Here is a belated and perhaps too naive answer for your first question, i.e. a heuristic reason for why to believe in the Mumford conjecture.

One can think of cohomology classes on $M_g$ as characteristic classes for families of curves. That is, a class is the same thing as a rule such that whenever you are given a smooth family of curves $X \to B$ of genus $g$, this rule associates a cohomology class in $H^\bullet(B)$ in a functorial manner. (Topologically, you can also think of it as a characteristic class of oriented surface bundles of genus $g$, since $\mathrm{MCG}(\Sigma_g) \simeq \mathrm{Diff}^+(\Sigma_g)$.)
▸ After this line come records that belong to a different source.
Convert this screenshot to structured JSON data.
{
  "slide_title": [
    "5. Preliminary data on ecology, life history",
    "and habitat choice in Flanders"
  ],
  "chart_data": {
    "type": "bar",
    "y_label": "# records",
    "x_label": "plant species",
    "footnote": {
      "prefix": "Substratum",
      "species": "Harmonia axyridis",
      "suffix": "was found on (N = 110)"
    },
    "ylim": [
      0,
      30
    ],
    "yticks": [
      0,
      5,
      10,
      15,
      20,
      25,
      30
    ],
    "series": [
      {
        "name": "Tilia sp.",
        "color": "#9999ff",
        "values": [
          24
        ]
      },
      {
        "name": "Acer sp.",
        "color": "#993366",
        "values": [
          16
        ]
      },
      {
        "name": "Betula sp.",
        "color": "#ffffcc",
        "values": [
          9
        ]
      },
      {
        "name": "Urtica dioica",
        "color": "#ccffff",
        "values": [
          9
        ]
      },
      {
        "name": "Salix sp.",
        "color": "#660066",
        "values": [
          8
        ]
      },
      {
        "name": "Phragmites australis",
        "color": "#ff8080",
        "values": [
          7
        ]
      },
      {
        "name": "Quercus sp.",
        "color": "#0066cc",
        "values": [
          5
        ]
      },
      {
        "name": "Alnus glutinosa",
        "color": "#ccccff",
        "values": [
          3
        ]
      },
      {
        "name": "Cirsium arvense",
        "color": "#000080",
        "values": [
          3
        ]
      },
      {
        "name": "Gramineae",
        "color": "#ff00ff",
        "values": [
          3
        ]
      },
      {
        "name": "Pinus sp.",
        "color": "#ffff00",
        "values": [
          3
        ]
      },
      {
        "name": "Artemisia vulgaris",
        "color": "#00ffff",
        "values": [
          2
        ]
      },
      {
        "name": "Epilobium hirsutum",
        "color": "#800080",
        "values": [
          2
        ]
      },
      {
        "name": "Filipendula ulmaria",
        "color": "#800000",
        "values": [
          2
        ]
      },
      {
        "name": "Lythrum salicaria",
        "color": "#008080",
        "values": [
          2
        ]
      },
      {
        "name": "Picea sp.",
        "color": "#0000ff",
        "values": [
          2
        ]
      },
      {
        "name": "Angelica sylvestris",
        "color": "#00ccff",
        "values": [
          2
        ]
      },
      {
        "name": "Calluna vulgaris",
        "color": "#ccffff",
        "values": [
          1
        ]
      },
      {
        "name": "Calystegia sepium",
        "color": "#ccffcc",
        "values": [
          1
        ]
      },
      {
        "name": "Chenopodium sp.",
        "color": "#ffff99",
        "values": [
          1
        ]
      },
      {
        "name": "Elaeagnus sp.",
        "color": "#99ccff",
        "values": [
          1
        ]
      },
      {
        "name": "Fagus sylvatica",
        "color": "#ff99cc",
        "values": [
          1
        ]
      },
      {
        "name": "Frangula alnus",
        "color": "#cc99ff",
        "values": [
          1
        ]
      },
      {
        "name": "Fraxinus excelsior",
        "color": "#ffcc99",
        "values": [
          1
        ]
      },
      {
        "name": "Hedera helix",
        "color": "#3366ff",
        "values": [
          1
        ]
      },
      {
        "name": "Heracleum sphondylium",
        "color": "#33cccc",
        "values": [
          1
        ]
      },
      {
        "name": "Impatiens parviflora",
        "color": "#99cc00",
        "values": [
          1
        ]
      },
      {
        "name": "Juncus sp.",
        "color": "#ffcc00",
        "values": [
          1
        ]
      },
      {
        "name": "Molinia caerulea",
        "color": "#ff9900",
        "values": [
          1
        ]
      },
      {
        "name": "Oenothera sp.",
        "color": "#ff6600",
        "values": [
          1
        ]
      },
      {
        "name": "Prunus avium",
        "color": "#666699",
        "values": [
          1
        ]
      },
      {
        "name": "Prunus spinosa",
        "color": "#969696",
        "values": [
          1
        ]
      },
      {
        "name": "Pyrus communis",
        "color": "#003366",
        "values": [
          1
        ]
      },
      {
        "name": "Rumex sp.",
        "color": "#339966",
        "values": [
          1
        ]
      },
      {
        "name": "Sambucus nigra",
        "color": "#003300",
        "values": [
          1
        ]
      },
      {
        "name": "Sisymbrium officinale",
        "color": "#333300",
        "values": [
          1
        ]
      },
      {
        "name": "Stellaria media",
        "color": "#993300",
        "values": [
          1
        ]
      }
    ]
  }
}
In a similar way, one might then think of a cohomology class on $M_\infty$ as a rule that assigns a cohomology class to a family of curves of *arbitrary* genus, or as a characteristic class of *arbitrary* oriented surface bundles. Of course this should be made precise since "functoriality" of such a characteristic class seems meaningless without any way of comparing surface bundles of different genus, and so one needs to define comparison maps between different moduli spaces by working with boundary components, gluing on tori/pants, etc. Nevertheless the intuitive picture is clear: a class on $M_\infty$ should be a rule that assigns in a uniform manner, to any family of curves $X \to B$ whatsoever, a cohomology class in $H^\bullet(B)$.

Now the $\kappa$ classes seem to fit the bill for being classes on $M_\infty$: given any $\pi \colon X \to B$ whatsoever, we may form the vertical tangent bundle, take its Euler class, multiply, push forward. This seems as canonical as one could hope for. Are there any others? Well, there are the $\lambda$-classes, i.e. the Chern classes of $\pi_\ast \Omega_{X/B}^1$, but Mumford showed via Grothendieck-Riemann-Roch that these are polynomials in the $\kappa$'s. It's hard to think of anything else.

Now surjectivity of $\mathbf Q[\kappa_1,\kappa_2,\ldots] \to H^\bullet(M_\infty)$ asserts that these obvious classes *are* really the only ones that you can write down in a uniform way, and injectivity says that there are no uniform relations between the $\kappa$'s (i.e. all relations are "low-genus accidents"). Now one might believe in the Mumford conjecture simply because people thought hard about these things and could not find any other genus-invariant characteristic classes, nor any genus-invariant relations between the $\kappa$'s. Mumford's conjecture is the simplest possible explanation for this failure.